Fundamental se faz situar nesse movimento do capital, certas medidas essenciais à manutenção de todas estas relações, voltadas mais diretamente para o mundo do trabalho, centradas na conformação de um novo padrão de acumulação, e que terá repercussões, seja na ordem da materialidade, da subjetividade dos sujeitos, ou ainda no processo de organização e luta dos trabalhadores.

Assim, o que vai prevalecer é a reversão de suas conquistas fruto de lutas sociais travadas, fazendo eclodir o desemprego, a desregulamentação e terceirização do trabalho, a implementação de novas formas de gerenciamento e controle sobre a produção. O esforço capitalista, voltado para a obtenção de maior lucratividade, vai implicar na assunção de novos padrões de concorrência assentados no avanço tecnológico e na premissa da "qualidade" e "produtividade", procedimentos voltados à menor utilização do trabalho vivo.

O que está em andamento nada mais é, portanto, que o próprio itinerário do capital na sua necessidade de gestar um novo padrão de acumulação. A acumulação flexível, segundo David Harvey5, é marcada

"por um confronto direto com a rigidez do fordismo. Ela se apoia na flexibilidade dos processos de trabalho, dos mercados de trabalho, dos produtos e padrões de consumo. Caracteriza-se pelo surgimento de setores de produção inteiramente novos, novas maneiras de fornecimento de serviços financeiros, novos mercados e, sobretudo taxas altamente intensificadas de inovação comercial, tecnológica e organizacional."

Ao se introduzir a "flexibilização" na organização do trabalho, busca-se criar a aparência de que não há mais divisão entre concepção e execução no processo produtivo, face à nova figura do trabalhador polivalente. Graças a polivalência - ao contrário da especialização típica do fordismo-, o trabalhador passa não só a operar várias máquinas, mas participa, igualmente, de grupos de trabalho, com capacidade de opinar sobre a produção dos processos e rotinas.6

Esta moderna gestão coletiva supõe competição de grupos entre si visando maior produtividade, a partir de metas previamente definidas pela empresa, O trabalhador não só se integra ao processo de trabalho, mas, principalmente, se sente responsável pelo alcance dos objetivos da empresa.
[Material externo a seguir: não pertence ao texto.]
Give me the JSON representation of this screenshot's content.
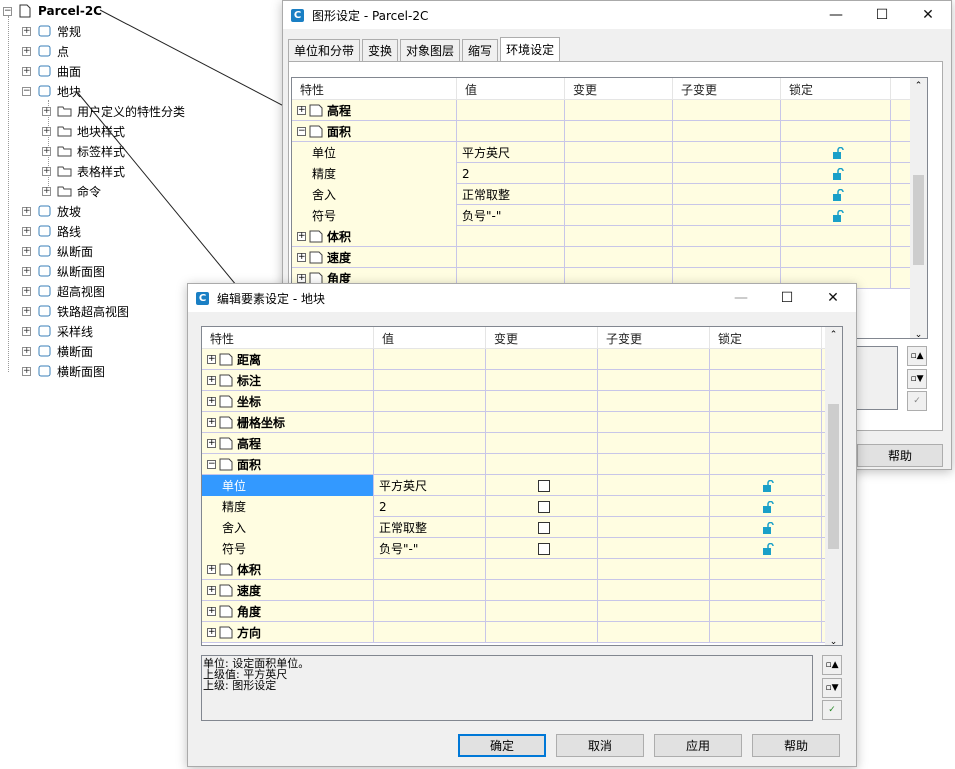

Do ponto de vista mais diretamente ligado aos trabalhadores, estas alterações no mundo do trabalho, e em especial, a flexibilização, veiculam num certo sentido a idéia de que as classes trabalhadoras estão mortas como força ativa da história, Tende a ser construído um apartamento da memória social de suas lutas e conquistas da sua recente história coletiva.

James Petras7 realiza estudo inquietante, no qual analisa nesse processo em curso, a contínua transitoriedade da experiência do trabalho por parte dos trabalhadores. Ressalta as relações no seu interior constituídas, marcadas pelo sentido de provisoriedade, para o qual não vale a pena investir em profundidade, seja através de laços com os companheiros, patrões, ou ainda para as demais esferas de convivência.

Assim, diz o autor, "a transitoriedade se torna um estilo de vida, no qual não há comprometimentos profundos e onde existe pouca base para a solidariedade social. O resultado é o declínio dos sistemas de apoio social, a atomização e um crescente sentimento de vulnerabilidade individual.”

Esta subordinação à lógica mercantil que vai sendo conformada, esta direção intelectual e moral constituída, embasada na economia, na política e num determinado campo cultural e ideológico, vai afetar as formas de sociabilidade existentes, produzindo marcas profundas nos sujeitos individuais e coletivos.